Regardless of who wins the White House, the FCC could face a legal challenge to the remand order, said Lay. That appeal could always be withdrawn if a Democratic FCC reverses the net neutrality order, and there's no reason not to try again in court under a Republican FCC, he said. The U.S. Court of Appeals for the D.C. Circuit, which 12 months ago remanded part of the net neutrality order to the FCC (see 1910010013), might be receptive to arguments the commission didn't do anything about those issues, he said. If it's still unclear who the president is as the deadline for filing the recon petition -- 30 days after an approved remand order is published in the Federal Register -- gets close, one could be filed just to be safe since it could always be withdrawn, he said. A Democratic-controlled FCC's grant of a recon petition on the remand order would likely be challenged in court by industry groups, he said.
If there's a court fight over the remand order's approval, it likely would be back before D.C. Circuit, net neutrality proceeding participants said. Normally an appeal would go back to the same panel that remanded the issues, but Judge Stephen Williams' death in August makes how the court might respond more unclear since he persuaded the other judges that the FCC had met its Chevron analysis burden, said Public Knowledge Senior Vice President Harold Feld.
There's strong will to continue to fight the FCC on net neutrality given the possibility of a change in White House administration but also an understanding Chairman Ajit Pai won't change course so there's little motivation to lobby the agency as there was for the 2017 order, said Feld. A bigger emphasis will be put on a substantive recon petition so if the FCC changes hands there's a procedural vehicle for reconsideration, he said. PK "will remain involved," Feld said.
With a 30-day window for a recon petition after FR publication, and the FCC having to publish notice of accepting a recon petition, which starts a comment cycle on considering the petition, a recon petition decision would be sometime next year, said Benton Institute for Broadband & Society Senior Counselor Andrew Schwartzman. Benton was a petitioner in Mozilla and if the draft remand order is adopted would likely participate in the challenge, he said.

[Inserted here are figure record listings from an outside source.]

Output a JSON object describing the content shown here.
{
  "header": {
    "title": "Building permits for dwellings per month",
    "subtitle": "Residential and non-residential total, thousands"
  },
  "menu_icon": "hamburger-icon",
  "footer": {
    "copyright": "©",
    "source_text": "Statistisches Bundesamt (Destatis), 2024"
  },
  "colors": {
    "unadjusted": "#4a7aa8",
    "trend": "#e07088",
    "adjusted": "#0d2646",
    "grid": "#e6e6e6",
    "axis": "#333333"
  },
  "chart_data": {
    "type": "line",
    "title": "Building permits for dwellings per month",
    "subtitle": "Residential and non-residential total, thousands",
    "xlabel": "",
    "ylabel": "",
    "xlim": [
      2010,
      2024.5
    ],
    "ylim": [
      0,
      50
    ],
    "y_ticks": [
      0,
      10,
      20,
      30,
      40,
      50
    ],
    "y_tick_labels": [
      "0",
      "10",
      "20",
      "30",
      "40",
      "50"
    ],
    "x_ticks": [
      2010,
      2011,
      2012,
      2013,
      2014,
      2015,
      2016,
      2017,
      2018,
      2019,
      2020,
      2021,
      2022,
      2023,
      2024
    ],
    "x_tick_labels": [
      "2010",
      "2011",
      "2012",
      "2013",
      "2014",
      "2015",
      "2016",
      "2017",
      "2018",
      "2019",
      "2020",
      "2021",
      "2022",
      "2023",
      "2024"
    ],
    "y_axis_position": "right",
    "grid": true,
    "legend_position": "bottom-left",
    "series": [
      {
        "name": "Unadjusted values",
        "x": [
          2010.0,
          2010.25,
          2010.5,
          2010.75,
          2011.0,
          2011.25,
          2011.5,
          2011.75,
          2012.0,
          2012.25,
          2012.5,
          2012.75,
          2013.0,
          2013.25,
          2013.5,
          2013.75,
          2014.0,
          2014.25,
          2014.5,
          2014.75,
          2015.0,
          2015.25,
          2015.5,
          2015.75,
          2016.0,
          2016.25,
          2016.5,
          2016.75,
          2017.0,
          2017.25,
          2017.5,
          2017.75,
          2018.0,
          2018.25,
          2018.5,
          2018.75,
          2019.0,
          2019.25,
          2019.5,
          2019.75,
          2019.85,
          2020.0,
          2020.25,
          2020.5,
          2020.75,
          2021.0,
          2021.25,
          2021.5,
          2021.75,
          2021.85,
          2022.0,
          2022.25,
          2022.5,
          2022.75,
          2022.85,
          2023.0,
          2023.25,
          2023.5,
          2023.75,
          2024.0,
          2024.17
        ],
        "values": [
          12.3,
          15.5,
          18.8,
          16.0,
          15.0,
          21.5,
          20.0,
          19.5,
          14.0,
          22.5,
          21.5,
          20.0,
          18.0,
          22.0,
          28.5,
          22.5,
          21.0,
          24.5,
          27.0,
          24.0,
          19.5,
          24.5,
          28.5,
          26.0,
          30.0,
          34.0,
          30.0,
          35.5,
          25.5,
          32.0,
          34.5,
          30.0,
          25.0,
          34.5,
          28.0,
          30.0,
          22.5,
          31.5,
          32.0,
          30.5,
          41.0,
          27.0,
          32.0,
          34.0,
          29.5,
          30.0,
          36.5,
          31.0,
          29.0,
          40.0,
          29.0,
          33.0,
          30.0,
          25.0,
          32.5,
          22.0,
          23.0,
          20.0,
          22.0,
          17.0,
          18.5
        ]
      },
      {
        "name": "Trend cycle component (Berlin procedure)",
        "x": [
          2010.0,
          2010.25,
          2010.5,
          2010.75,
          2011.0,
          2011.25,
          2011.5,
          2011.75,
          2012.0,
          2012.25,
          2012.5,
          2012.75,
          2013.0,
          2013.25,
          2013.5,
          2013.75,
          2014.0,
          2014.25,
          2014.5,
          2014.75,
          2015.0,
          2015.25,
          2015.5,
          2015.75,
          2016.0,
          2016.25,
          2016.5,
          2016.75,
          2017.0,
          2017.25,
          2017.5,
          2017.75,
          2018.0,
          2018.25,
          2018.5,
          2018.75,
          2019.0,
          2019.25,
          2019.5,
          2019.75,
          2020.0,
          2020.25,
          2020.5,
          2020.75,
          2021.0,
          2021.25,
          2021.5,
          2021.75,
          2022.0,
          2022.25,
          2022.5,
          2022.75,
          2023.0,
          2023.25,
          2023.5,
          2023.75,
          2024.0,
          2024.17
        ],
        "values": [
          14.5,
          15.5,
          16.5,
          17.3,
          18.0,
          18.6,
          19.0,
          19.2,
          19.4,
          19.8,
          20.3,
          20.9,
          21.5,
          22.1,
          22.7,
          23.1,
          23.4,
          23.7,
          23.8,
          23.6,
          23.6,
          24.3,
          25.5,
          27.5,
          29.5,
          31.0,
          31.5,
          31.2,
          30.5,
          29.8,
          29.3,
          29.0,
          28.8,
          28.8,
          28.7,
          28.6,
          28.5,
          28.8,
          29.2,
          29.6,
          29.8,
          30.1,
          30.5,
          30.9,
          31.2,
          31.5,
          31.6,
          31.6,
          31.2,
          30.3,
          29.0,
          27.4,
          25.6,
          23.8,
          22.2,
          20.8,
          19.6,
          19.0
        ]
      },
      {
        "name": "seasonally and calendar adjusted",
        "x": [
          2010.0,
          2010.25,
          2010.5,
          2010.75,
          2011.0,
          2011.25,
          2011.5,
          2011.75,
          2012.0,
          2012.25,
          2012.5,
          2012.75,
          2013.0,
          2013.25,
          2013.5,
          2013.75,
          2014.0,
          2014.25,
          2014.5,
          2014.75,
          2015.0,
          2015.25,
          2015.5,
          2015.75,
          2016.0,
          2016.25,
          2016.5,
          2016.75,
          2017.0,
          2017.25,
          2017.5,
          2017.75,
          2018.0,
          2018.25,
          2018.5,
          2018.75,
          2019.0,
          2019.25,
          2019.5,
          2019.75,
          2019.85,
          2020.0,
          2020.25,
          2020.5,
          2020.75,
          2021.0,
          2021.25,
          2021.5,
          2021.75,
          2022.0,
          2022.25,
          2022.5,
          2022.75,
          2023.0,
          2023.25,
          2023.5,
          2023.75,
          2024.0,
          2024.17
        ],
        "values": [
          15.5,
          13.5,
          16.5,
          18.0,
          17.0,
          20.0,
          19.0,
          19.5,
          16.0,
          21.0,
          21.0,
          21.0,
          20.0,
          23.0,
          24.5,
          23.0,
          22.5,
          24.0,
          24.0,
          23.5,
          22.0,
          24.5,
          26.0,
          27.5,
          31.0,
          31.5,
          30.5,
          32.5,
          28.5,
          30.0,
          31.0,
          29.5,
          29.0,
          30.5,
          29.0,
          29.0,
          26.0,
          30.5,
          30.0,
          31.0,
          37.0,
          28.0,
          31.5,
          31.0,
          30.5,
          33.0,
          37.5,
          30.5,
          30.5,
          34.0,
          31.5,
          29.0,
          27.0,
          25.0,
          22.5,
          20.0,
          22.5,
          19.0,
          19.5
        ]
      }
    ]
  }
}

The FCC has a problem in that not doing anything to change its prior decision risks the D.C. Circuit doing a broad review of the fundamentals of the net neutrality order itself, including Communications Act Title I reclassification, said Pantelis Michalopoulos of Steptoe, who represented clients in the Mozilla challenge of the net neutrality order.
PK's Feld, in a call with an aide to Commissioner Geoffrey Starks recapped in a docket 17-108 filing Thursday, said the draft remand order wrongly focuses on net neutrality rules like paid prioritization or blocking content and should consider how Title I reclassification affects public safety and Lifeline. The lack of FCC authority under Title I is the biggest danger to public safety and the goal of universal access because the agency can't stop providers from disconnecting customers virtually at will.